In this paper we revisit the DP stochastic convex optimization (SCO) problem. For convex smooth losses, it is well-known that the canonical DP-SGD (stochastic gradient descent) achieves the optimal rate of $O\left(\frac{LR}{\sqrt{n}} + \frac{LR \sqrt{p \log(1/\delta)}}{\epsilon n}\right)$ under $(\epsilon, \delta)$-DP, and also well-known that variants of DP-SGD can achieve the optimal rate in a single epoch. However, the batch gradient complexity (i.e., number of adaptive optimization steps), which is important in applications like federated learning, is less well-understood. In particular, all prior work on DP-SCO requires $\Omega(n)$ batch gradient steps, multiple epochs, or convexity for privacy. We propose an algorithm, Accelerated-DP-SRGD (stochastic recursive gradient descent), which bypasses the limitations of past work: it achieves the optimal rate for DP-SCO (up to polylog factors), in a single epoch using $\sqrt{n}$ batch gradient steps with batch size $\sqrt{n}$, and can be made private for arbitrary (non-convex) losses via clipping. If the global minimizer is in the constraint set, we can further improve this to $n^{1/4}$ batch gradient steps with batch size $n^{3/4}$. To achieve this, our algorithm combines three key ingredients, a variant of stochastic recursive gradients (SRG), accelerated gradient descent, and correlated noise generation from DP continual counting.
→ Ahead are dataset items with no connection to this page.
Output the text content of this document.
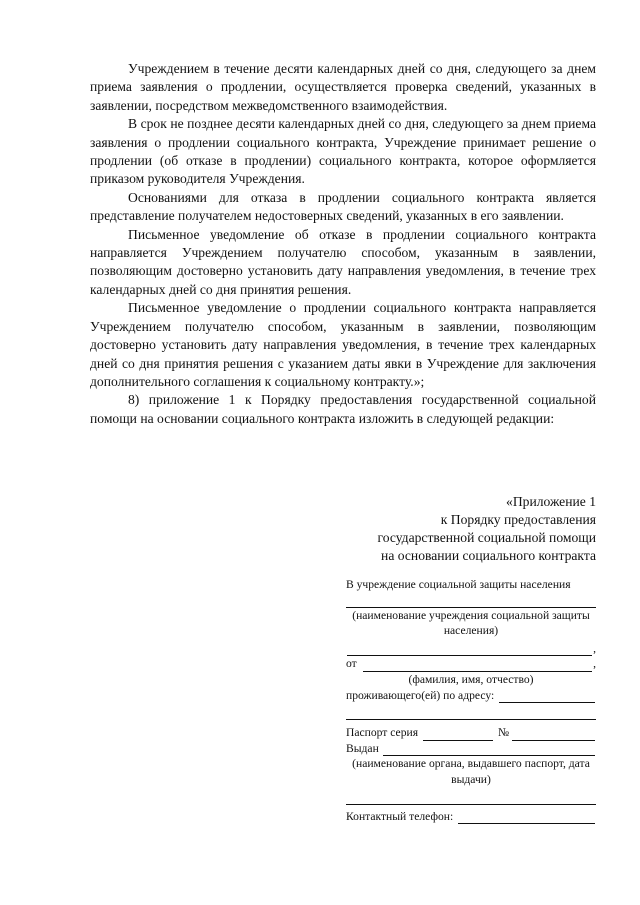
Учреждением в течение десяти календарных дней со дня, следующего за днем приема заявления о продлении, осуществляется проверка сведений, указанных в заявлении, посредством межведомственного взаимодействия.

В срок не позднее десяти календарных дней со дня, следующего за днем приема заявления о продлении социального контракта, Учреждение принимает решение о продлении (об отказе в продлении) социального контракта, которое оформляется приказом руководителя Учреждения.

Основаниями для отказа в продлении социального контракта является представление получателем недостоверных сведений, указанных в его заявлении.

Письменное уведомление об отказе в продлении социального контракта направляется Учреждением получателю способом, указанным в заявлении, позволяющим достоверно установить дату направления уведомления, в течение трех календарных дней со дня принятия решения.

Письменное уведомление о продлении социального контракта направляется Учреждением получателю способом, указанным в заявлении, позволяющим достоверно установить дату направления уведомления, в течение трех календарных дней со дня принятия решения с указанием даты явки в Учреждение для заключения дополнительного соглашения к социальному контракту.»;

8) приложение 1 к Порядку предоставления государственной социальной помощи на основании социального контракта изложить в следующей редакции:

«Приложение 1
к Порядку предоставления
государственной социальной помощи
на основании социального контракта
В учреждение социальной защиты населения
(наименование учреждения социальной защиты населения)
,
от	,
(фамилия, имя, отчество)
проживающего(ей) по адресу:
Паспорт серия	№
Выдан
(наименование органа, выдавшего паспорт, дата выдачи)
Контактный телефон:
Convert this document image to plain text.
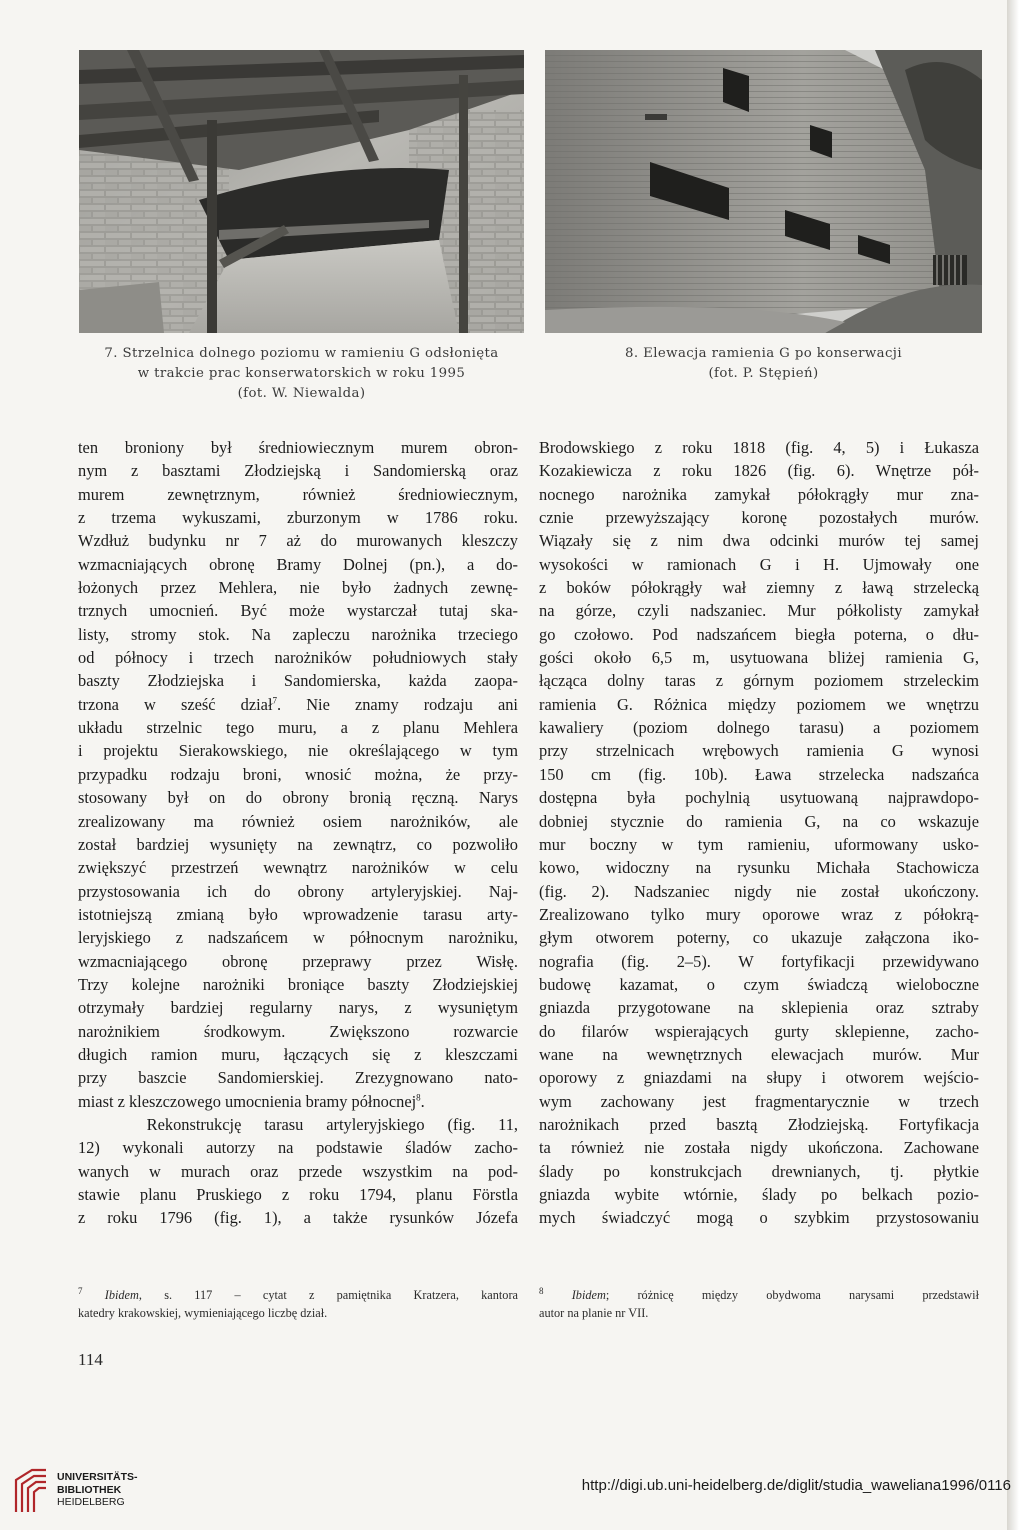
7. Strzelnica dolnego poziomu w ramieniu G odsłonięta
w trakcie prac konserwatorskich w roku 1995
(fot. W. Niewalda)
8. Elewacja ramienia G po konserwacji
(fot. P. Stępień)
ten broniony był średniowiecznym murem obron-
nym z basztami Złodziejską i Sandomierską oraz
murem zewnętrznym, również średniowiecznym,
z trzema wykuszami, zburzonym w 1786 roku.
Wzdłuż budynku nr 7 aż do murowanych kleszczy
wzmacniających obronę Bramy Dolnej (pn.), a do-
łożonych przez Mehlera, nie było żadnych zewnę-
trznych umocnień. Być może wystarczał tutaj ska-
listy, stromy stok. Na zapleczu narożnika trzeciego
od północy i trzech narożników południowych stały
baszty Złodziejska i Sandomierska, każda zaopa-
trzona w sześć dział$^7$. Nie znamy rodzaju ani
układu strzelnic tego muru, a z planu Mehlera
i projektu Sierakowskiego, nie określającego w tym
przypadku rodzaju broni, wnosić można, że przy-
stosowany był on do obrony bronią ręczną. Narys
zrealizowany ma również osiem narożników, ale
został bardziej wysunięty na zewnątrz, co pozwoliło
zwiększyć przestrzeń wewnątrz narożników w celu
przystosowania ich do obrony artyleryjskiej. Naj-
istotniejszą zmianą było wprowadzenie tarasu arty-
leryjskiego z nadszańcem w północnym narożniku,
wzmacniającego obronę przeprawy przez Wisłę.
Trzy kolejne narożniki broniące baszty Złodziejskiej
otrzymały bardziej regularny narys, z wysuniętym
narożnikiem środkowym. Zwiększono rozwarcie
długich ramion muru, łączących się z kleszczami
przy baszcie Sandomierskiej. Zrezygnowano nato-
miast z kleszczowego umocnienia bramy północnej$^8$.
Rekonstrukcję tarasu artyleryjskiego (fig. 11,
12) wykonali autorzy na podstawie śladów zacho-
wanych w murach oraz przede wszystkim na pod-
stawie planu Pruskiego z roku 1794, planu Förstla
z roku 1796 (fig. 1), a także rysunków Józefa
Brodowskiego z roku 1818 (fig. 4, 5) i Łukasza
Kozakiewicza z roku 1826 (fig. 6). Wnętrze pół-
nocnego narożnika zamykał półokrągły mur zna-
cznie przewyższający koronę pozostałych murów.
Wiązały się z nim dwa odcinki murów tej samej
wysokości w ramionach G i H. Ujmowały one
z boków półokrągły wał ziemny z ławą strzelecką
na górze, czyli nadszaniec. Mur półkolisty zamykał
go czołowo. Pod nadszańcem biegła poterna, o dłu-
gości około 6,5 m, usytuowana bliżej ramienia G,
łącząca dolny taras z górnym poziomem strzeleckim
ramienia G. Różnica między poziomem we wnętrzu
kawaliery (poziom dolnego tarasu) a poziomem
przy strzelnicach wrębowych ramienia G wynosi
150 cm (fig. 10b). Ława strzelecka nadszańca
dostępna była pochylnią usytuowaną najprawdopo-
dobniej stycznie do ramienia G, na co wskazuje
mur boczny w tym ramieniu, uformowany usko-
kowo, widoczny na rysunku Michała Stachowicza
(fig. 2). Nadszaniec nigdy nie został ukończony.
Zrealizowano tylko mury oporowe wraz z półokrą-
głym otworem poterny, co ukazuje załączona iko-
nografia (fig. 2–5). W fortyfikacji przewidywano
budowę kazamat, o czym świadczą wieloboczne
gniazda przygotowane na sklepienia oraz sztraby
do filarów wspierających gurty sklepienne, zacho-
wane na wewnętrznych elewacjach murów. Mur
oporowy z gniazdami na słupy i otworem wejścio-
wym zachowany jest fragmentarycznie w trzech
narożnikach przed basztą Złodziejską. Fortyfikacja
ta również nie została nigdy ukończona. Zachowane
ślady po konstrukcjach drewnianych, tj. płytkie
gniazda wybite wtórnie, ślady po belkach pozio-
mych świadczyć mogą o szybkim przystosowaniu
$^7$ Ibidem, s. 117 – cytat z pamiętnika Kratzera, kantora
katedry krakowskiej, wymieniającego liczbę dział.
$^8$ Ibidem; różnicę między obydwoma narysami przedstawił
autor na planie nr VII.
114
UNIVERSITÄTS-
BIBLIOTHEK
HEIDELBERG
http://digi.ub.uni-heidelberg.de/diglit/studia_waweliana1996/0116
翻译：本文重新审视差分隐私随机凸优化问题。对于凸光滑损失函数，已知标准的差分隐私随机梯度下降在$(\epsilon, \delta)$-差分隐私下能达到$O\left(\frac{LR}{\sqrt{n}} + \frac{LR \sqrt{p \log(1/\delta)}}{\epsilon n}\right)$的最优速率，且已知差分隐私随机梯度下降的变体可在单轮次内达到最优速率。然而，在联邦学习等应用中至关重要的批次梯度复杂度（即自适应优化步骤数）尚未得到充分理解。具体而言，所有先前关于差分隐私随机凸优化的研究都需要$\Omega(n)$次批次梯度步骤、多轮次或依赖凸性来保证隐私。我们提出一种算法——加速差分隐私随机递归梯度下降，它突破了以往工作的限制：该算法在单轮次内使用$\sqrt{n}$次批次梯度步骤（批次大小为$\sqrt{n}$）即可达到差分隐私随机凸优化的最优速率（至多相差多对数因子），并且通过梯度裁剪可适用于任意（非凸）损失函数的隐私保护。若全局最小化点位于约束集内，我们可进一步将批次梯度步骤减少至$n^{1/4}$次（批次大小为$n^{3/4}$）。为实现这一目标，我们的算法融合了三个关键要素：随机递归梯度的变体、加速梯度下降以及差分隐私持续计数中的相关噪声生成机制。